Chapter 1
In This Chapter
Clarifying what NaturallySpeaking can do
Figuring out what NaturallySpeaking can’t do
Selecting the right NaturallySpeaking product
Voice recognition is used in places like cars, hospitals, and legal offices. Yet, some people are still skeptical about software that enables you to dictate to your computer and get a transcription of what you said. People think it’s very cool, but they secretly wonder if it really works.
It works. (And it is really cool.) Right out of the box, today’s Dragon NaturallySpeaking reports 99 percent accuracy. I bet that’s a score you’d like for your own personal output. Well then, read this book and dive right in. You’ll be rewarded with higher productivity and hands-free computing.
Sections of this book were written by dictating them into Dragon NaturallySpeaking. It was a lot of fun, and I predict that you will also find NaturallySpeaking to be useful and fun — if you approach it with the appropriate expectations.
Something about dictating to a computer awakens all kinds of unrealistic expectations in people. If you expect it to serve you breakfast in bed, you’re out of luck. I didn’t write this book by saying, “Computer, write a book about NaturallySpeaking.” I had to dictate it word for word, just as I would have had to type it word for word if I didn’t have NaturallySpeaking.
So what are realistic expectations? Think of NaturallySpeaking the way that you think about your keyboard and mouse. It’s an input device for your computer, not a brain transplant. It doesn’t add any new capabilities to your computer beyond deciphering your spoken words into text or ordinary PC commands. If you say, “Go make me a sandwich,” NaturallySpeaking will dutifully type “go make me a sandwich” into whatever word-processing application happens to be open.
Just because your computer can understand what you say, don’t expect it to understand what you mean. It’s still just a computer, you know.
Here are five specific things you can expect to do with NaturallySpeaking, and where to look for more details about how to do them:
Now, I happen to think that’s plenty to get excited about.

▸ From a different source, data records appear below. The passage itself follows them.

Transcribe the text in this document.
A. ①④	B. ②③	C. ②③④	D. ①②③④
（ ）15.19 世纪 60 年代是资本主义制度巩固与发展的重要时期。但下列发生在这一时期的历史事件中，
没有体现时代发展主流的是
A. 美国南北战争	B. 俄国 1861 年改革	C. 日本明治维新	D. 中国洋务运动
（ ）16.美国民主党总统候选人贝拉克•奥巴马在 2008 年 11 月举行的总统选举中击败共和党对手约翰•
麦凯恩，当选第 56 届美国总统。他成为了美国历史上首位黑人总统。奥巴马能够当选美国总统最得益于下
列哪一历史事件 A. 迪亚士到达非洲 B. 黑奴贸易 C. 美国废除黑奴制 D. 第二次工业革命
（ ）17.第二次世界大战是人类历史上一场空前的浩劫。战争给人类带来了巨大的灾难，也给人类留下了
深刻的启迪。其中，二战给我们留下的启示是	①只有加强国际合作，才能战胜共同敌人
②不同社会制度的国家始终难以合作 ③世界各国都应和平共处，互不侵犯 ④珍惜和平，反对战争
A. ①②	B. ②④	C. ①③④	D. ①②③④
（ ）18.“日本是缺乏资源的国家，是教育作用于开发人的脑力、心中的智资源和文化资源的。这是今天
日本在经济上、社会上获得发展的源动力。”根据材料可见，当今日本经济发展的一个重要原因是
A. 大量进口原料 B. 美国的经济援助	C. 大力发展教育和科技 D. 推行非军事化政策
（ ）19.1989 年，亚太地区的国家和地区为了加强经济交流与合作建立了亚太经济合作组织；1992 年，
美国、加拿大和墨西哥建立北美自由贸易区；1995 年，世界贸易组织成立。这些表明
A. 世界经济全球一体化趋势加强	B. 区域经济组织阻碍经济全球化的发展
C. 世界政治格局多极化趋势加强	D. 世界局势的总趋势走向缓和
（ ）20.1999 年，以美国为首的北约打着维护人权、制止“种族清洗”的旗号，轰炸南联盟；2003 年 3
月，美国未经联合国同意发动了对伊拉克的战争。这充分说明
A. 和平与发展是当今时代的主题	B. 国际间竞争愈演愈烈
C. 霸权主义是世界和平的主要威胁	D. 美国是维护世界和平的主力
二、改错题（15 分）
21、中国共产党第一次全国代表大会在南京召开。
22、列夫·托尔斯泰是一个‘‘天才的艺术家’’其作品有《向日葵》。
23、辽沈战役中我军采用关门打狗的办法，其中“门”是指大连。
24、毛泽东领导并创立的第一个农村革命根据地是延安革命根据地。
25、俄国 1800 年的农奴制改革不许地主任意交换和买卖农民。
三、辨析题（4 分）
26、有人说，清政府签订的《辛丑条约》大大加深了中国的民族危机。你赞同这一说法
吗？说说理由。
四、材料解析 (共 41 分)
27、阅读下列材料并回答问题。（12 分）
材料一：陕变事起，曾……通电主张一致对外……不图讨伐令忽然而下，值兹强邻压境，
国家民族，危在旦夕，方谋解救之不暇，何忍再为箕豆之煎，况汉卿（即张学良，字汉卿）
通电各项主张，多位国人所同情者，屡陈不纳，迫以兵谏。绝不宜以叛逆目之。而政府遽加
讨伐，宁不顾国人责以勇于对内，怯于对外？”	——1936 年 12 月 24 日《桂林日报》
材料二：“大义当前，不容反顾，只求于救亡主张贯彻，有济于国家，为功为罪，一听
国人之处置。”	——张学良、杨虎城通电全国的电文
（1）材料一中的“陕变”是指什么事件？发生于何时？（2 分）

I can make my own sandwiches, thank you.
Even with NaturallySpeaking, your computer’s capability to understand English is more limited than what you can reasonably expect from a human. People use a very wide sense of context to figure out what other people are saying. We know, for instance, what the teen behind the counter at Burger King means when he asks, “Wonfryzat?” (That’s fast-food-employed teenspeak for “Do you want fries with that?”) We’d be completely confused if that same teenager walked up to us at a public library and asked, “Wonfryzat?”
NaturallySpeaking figures things out from context, too, but only from the verbal context (and a fairly small verbal context at that). It knows that “two apples” and “too far” make more sense than “too apples” and “two far.” But two- to three-word context seems to be about the extent of the software’s powers. (I can’t say exactly how far it looks for context, because Nuance, the manufacturer, is understandably pretty hush-hush about the inner workings of NaturallySpeaking.) It doesn’t understand the content of your document, so it can’t know that words like “Labradoodles” and “Morkies” are going to show up just because you’re talking about dogs.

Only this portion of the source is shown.